プリンと探偵(1)
とある休日の昼過ぎ。
「なぁぁあーーーーいッッッ!!!!!」
家が振動するほどのニャン太さんの絶叫が響き渡ったのは、自室で論文用の資料をまとめている時だった。
あまりにも唐突で大きな声で、僕は椅子から転げ落ちそうになった。
「な、何事ですか、ニャン太さん!?」
メガネをかけ直しリビングへ飛んで行くと、ソウさんの膝枕で寝転がっていた類さんが、ウンザリした様子で身体を起こしたところだった。
「お前な……急にデケェ声出すんじゃねぇよ。ソウが固まってんだろーが」
「一体どうしたの?」と、帝人さんも部屋から出てくる。
「ボクのプリンが無くなっちゃったんだ! 凄く大事にとってあった幻のプリンが……ッ!」
ニャン太さんはそう言うと、開け放たれた冷蔵庫を指差す。
「冷蔵庫のここに置いておいたのに!」
「そんなことで喚くなよ。もういい年した大人なんだ」
「そんなことって! 並んで並んでやっと手に入れた1個3000円の幻プリンなんだよ!? 夢に見るほど食べたかった高級プリンなんだよ!?」
そういえば昨晩、興奮気味に帰ってきた彼から話を聞いた気がする。
何度トライしても買えず、やっとひとつだけ手に入れられた幻のプリン……それを、明日微睡みながら、ゆっくりゴロゴロ優雅に食べるのだと満面の笑みを浮かべていたっけ。

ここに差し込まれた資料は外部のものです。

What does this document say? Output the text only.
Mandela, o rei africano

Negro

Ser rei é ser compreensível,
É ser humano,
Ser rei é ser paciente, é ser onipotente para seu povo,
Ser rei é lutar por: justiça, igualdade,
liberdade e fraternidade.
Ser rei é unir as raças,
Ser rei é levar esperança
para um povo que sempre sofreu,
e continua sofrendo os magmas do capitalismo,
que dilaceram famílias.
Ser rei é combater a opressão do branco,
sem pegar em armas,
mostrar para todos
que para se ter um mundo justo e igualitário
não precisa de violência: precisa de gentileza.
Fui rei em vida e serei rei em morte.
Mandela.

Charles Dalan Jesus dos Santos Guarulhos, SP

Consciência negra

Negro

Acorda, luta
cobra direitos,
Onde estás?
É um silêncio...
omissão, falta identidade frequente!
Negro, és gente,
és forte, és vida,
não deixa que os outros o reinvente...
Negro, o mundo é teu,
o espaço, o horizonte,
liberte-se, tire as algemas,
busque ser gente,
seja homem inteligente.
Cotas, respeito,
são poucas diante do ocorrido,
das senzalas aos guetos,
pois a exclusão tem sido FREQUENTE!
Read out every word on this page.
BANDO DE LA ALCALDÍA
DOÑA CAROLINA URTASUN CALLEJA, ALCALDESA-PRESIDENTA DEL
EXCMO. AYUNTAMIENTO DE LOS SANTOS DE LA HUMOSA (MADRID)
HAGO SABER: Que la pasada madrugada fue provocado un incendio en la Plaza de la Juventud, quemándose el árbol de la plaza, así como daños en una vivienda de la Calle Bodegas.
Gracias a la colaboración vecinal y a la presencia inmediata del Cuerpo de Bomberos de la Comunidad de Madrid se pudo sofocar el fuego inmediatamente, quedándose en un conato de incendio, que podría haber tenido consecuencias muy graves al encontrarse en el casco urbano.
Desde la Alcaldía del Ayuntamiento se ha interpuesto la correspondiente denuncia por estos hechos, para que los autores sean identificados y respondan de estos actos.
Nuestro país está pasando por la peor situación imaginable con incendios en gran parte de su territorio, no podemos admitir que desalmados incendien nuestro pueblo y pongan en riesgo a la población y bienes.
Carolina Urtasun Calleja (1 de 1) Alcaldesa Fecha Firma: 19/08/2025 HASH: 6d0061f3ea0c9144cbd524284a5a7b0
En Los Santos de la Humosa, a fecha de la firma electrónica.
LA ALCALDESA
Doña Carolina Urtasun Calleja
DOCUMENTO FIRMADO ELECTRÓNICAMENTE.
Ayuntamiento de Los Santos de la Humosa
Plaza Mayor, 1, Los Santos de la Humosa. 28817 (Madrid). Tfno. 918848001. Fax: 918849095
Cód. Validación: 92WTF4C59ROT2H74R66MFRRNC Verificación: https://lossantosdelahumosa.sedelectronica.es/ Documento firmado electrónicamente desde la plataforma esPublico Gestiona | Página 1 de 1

「落ち着いてください、ニャン太さん。一緒に冷蔵庫の中を探してみましょう?」
もしかしたら買い物した食材を詰め込んでいた拍子に、奥へ移動してしまったのかも。あれだけ嬉しそうにしていたプリンを誰かが勝手に食べたとは考えづらい。
「うぇえん……ありがとう、デンデン……!」
僕らは手分けして冷蔵庫の中を探した。
でも、プリンらしきものは見当たらない。
と……
「寧太。これは?」
フリーズが解けてキッチンにやって来たソウさんが、水切りカゴを指さした。
「……ウソ」と、それを目にしたニャン太さんの顔から血の気が引いていく。
そこには、まだ水滴がついたままの小さな瓶が置かれていた。
「誰かが……食べちゃったってこと……? ウソでしょ……?」
どうやら件のプリンの容器だったようだ。
俯いた彼は握りしめた拳を震わせた。
「ふ、ふふ……みんな、いるね……?」
それから暗い笑顔で家族一同を見渡した。
フツフツと彼の背後に怒りの瘴気か揺れるのが見えて、冷や汗が吹き出す。
「ねぇ……誰が食べたの?今すぐ謝ったら、許して『は』あげるから正直に手を上げて?」
許して貰えても無事では済まなさそうだ……
シンと静まり返ったリビングに、バラエティ番組の笑い声が響く。
手を挙げる人は誰もいない。
「……そう。自首しないつもりなら、ボクにだって考えがあるんだから」
やがて、たっぷりと間をおいてから、ニャン太さんは自分の部屋に消えていった。
それから彼は、インバネスコートを羽織り、鹿撃ち帽ーーシャーロックホームズスタイルで戻ってきた。
「犯人は――この中にいる!」
ビシッと指さし、高らかな宣言を下す。
「そうだろうな。俺ら以外が犯人だったら恐怖だわ」
類さんがカフェオレを啜ってから、肩をすくめた。
――こうして、犯人探しが始まった。